Let $[0,z]$ be the line in $\mathbb{C}$ starting at 0 and ending at $z$. Let $f(z)=\int_{[0,z]} sin(w^2)dw$. Find the power series expansion of $f$ at $0$ and its radius of convergence.
I tried to solve it as follow, and that's what I did and wonder whether it is correct or not. Thank you!
Let $r(t)=tz,\ t\in [0,1]$. Then
$f(z)=\int_{0}^1 sin(t^2z^2)zdt=\int_{0}^1 \sum_{n=0}^\infty \frac{(-1)^n (t^2z^2)^{2n+1}}{(2n+1)!}zdt$.
If we let $a_n=\sum_{n=0}^\infty \frac{(-1)^n (t^2z^2)^{2n+1}}{(2n+1)!}z $, then $lim_{n\rightarrow \infty} |\frac{a_{n+1}}{a_{n}}|=0$, which implies that the radius of convergence of $\sum a_n$ is infinite.

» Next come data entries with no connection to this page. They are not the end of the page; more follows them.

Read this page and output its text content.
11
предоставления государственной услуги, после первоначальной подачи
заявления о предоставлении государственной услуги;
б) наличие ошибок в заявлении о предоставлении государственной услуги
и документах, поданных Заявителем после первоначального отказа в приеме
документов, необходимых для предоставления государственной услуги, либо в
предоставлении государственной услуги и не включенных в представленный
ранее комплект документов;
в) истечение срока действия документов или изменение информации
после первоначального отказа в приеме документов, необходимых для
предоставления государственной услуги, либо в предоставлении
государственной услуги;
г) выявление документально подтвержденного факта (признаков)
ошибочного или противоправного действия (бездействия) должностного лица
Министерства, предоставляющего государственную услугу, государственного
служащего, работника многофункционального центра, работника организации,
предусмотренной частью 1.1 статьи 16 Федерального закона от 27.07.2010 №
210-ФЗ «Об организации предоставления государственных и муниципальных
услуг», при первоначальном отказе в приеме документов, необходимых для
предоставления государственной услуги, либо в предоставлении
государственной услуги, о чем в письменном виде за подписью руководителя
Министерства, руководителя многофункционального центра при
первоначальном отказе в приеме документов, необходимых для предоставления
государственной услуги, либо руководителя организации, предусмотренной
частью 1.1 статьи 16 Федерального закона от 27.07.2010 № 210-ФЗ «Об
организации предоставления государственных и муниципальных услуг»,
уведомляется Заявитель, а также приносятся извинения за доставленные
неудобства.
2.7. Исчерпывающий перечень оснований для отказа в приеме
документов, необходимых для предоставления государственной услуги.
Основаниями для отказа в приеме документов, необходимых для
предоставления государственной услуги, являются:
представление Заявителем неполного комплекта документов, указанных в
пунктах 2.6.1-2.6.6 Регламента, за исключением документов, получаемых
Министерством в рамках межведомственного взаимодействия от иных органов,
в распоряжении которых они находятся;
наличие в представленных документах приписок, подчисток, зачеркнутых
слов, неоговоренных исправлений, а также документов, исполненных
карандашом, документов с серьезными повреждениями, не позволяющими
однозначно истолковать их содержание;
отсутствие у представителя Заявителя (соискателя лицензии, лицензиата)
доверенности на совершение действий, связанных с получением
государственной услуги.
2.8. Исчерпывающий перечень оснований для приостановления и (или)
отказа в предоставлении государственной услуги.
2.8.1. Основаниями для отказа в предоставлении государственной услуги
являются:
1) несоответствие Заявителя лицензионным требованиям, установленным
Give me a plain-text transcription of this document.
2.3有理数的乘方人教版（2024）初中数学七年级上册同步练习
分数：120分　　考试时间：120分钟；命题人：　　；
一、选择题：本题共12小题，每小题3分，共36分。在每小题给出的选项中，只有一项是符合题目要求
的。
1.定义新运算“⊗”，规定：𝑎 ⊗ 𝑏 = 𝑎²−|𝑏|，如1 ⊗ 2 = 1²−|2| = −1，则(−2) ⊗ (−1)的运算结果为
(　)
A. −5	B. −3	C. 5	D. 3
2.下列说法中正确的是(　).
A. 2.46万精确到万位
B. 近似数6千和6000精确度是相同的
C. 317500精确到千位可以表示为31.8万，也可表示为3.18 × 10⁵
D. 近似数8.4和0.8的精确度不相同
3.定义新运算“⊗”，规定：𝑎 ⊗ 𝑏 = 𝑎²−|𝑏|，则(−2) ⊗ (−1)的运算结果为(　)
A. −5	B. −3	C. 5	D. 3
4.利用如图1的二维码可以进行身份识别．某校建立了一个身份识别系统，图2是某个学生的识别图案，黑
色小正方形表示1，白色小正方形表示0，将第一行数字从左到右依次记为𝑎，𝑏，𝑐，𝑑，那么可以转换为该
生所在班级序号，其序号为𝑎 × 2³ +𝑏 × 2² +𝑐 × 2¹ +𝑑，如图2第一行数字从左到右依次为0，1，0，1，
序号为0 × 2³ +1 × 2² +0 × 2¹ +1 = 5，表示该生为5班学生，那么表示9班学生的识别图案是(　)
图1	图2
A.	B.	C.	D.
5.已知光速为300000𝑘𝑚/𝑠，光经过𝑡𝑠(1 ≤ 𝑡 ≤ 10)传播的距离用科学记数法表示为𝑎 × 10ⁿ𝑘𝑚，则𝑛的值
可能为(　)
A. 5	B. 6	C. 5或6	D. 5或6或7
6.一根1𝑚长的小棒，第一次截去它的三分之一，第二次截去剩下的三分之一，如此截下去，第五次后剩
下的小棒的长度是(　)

Hence, $\sum a_n$ uniformly converges on $[0,1].$ Therefore, we have
$f(z)=\sum_{n=0}^\infty \int_{0}^1 a_n dt = \sum_{n=0}^\infty \frac{(-1)^n z^{4n+3}}{(2n+1)!(4n+3)}$.
If we let $b_n=\frac{(-1)^n z^{4n+3}}{(2n+1)!(4n+3)}$, it is clear that $lim_{n\rightarrow \infty} |b_{n+1}/b_n|=0$. We can conclude that the radius of convergence of f is $\infty$.